I would guess you might be passing the input tensors in a channels-last format while channels first [batch_size, channels, height, width] is expected. Could you check if this is the case?

yakhyo · July 5, 2022, 2:23am

Thanks @ptrblck for your answer but it could not resolve my issue.
I only changed the dataset and some of its parameters. But the same problem still exists. Original code for kinetics dataset:

        dataset = torchvision.datasets.Kinetics(
            args.data_path,
            frames_per_clip=args.clip_len,
            num_classes=args.kinetics_version,
            split="train",
            step_between_clips=1,
            transform=transform_train,
            frame_rate=args.frame_rate,
            extensions=(
                "avi",
                "mp4",
            ),
            output_format="TCHW",
        )

I changed it to the following:

dataset = torchvision.datasets.UCF101(
            args.data_path,
            annotation_path='../../Datasets/UCF-101/annotations',
            frames_per_clip=args.clip_len,
            train=True,
            step_between_clips=1,
            transform=transform_train,
            frame_rate=args.frame_rate,
            output_format="TCHW",
        )

ptrblck · July 5, 2022, 6:32am

Print the shape of x in line 26 in /home/pyler/PycharmProjects/res-ufc101/presets.py and check what it’s returning. I would still guess that the memory format might be wrong and thus the transformation fails.

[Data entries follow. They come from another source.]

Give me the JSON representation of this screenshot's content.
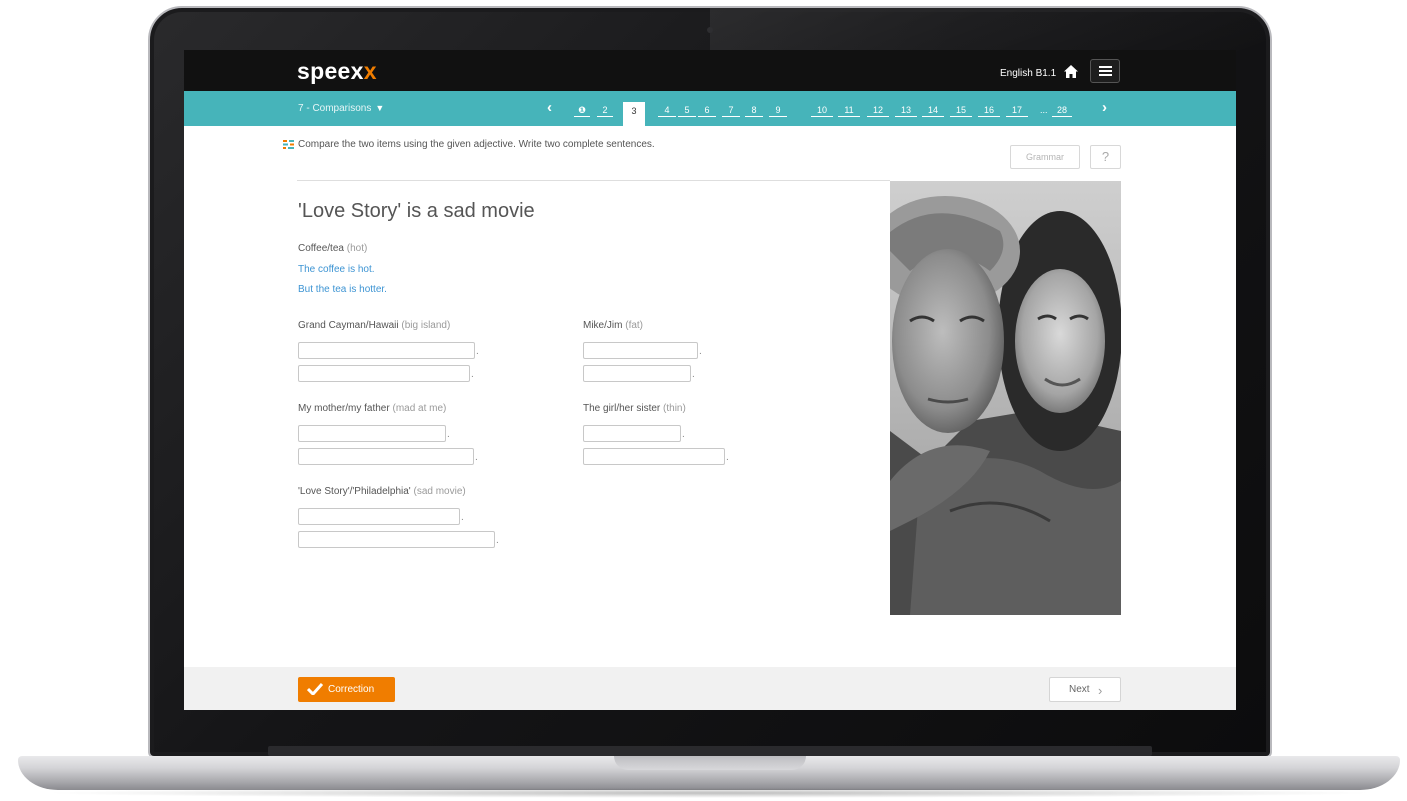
{
  "app": {
    "logo_main": "speex",
    "logo_accent": "x",
    "course": "English B1.1"
  },
  "nav": {
    "lesson": "7 - Comparisons",
    "pages": [
      "❶",
      "2",
      "3",
      "4",
      "5",
      "6",
      "7",
      "8",
      "9",
      "10",
      "11",
      "12",
      "13",
      "14",
      "15",
      "16",
      "17",
      "28"
    ],
    "current_page": "3",
    "ellipsis": "..."
  },
  "instruction": "Compare the two items using the given adjective. Write two complete sentences.",
  "buttons": {
    "grammar": "Grammar",
    "help": "?",
    "correction": "Correction",
    "next": "Next"
  },
  "exercise": {
    "title": "'Love Story' is a sad movie",
    "example": {
      "prompt": "Coffee/tea",
      "hint": "(hot)",
      "answer_1": "The coffee is hot.",
      "answer_2": "But the tea is hotter."
    },
    "items": [
      {
        "prompt": "Grand Cayman/Hawaii",
        "hint": "(big island)"
      },
      {
        "prompt": "Mike/Jim",
        "hint": "(fat)"
      },
      {
        "prompt": "My mother/my father",
        "hint": "(mad at me)"
      },
      {
        "prompt": "The girl/her sister",
        "hint": "(thin)"
      },
      {
        "prompt": "'Love Story'/'Philadelphia'",
        "hint": "(sad movie)"
      }
    ],
    "sentence_end": "."
  },
  "colors": {
    "accent": "#f07d00",
    "nav": "#46b4ba",
    "topbar": "#111111",
    "link": "#3d94d3"
  },
  "icons": {
    "home": "home-icon",
    "menu": "hamburger-icon",
    "instruction": "exercise-icon",
    "check": "check-icon"
  }
}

yakhyo · July 5, 2022, 9:45am

Yes, the problem is coming that transformation x = {Tensor: (16, 240, 320, 3)}}
. However I specified the output_format for the dataset as TCHW while creating a dataset but did not work.

ptrblck · July 5, 2022, 4:17pm

I don’t think the output_format would fix the issue, as the transformation is expected to work on [T, H, W, C] frames as seen in the docs:

transform (callable , optional) – A function/transform that takes in a TxHxWxC video and returns a transformed version.

If your transformation doesn’t support it, you could permute the data inside the transform via:

...
transforms.Lambda(lambda x: x.permute(0, 3, 1, 2)),
...

yakhyo · July 6, 2022, 6:05am

Thank you so much, it worked for me.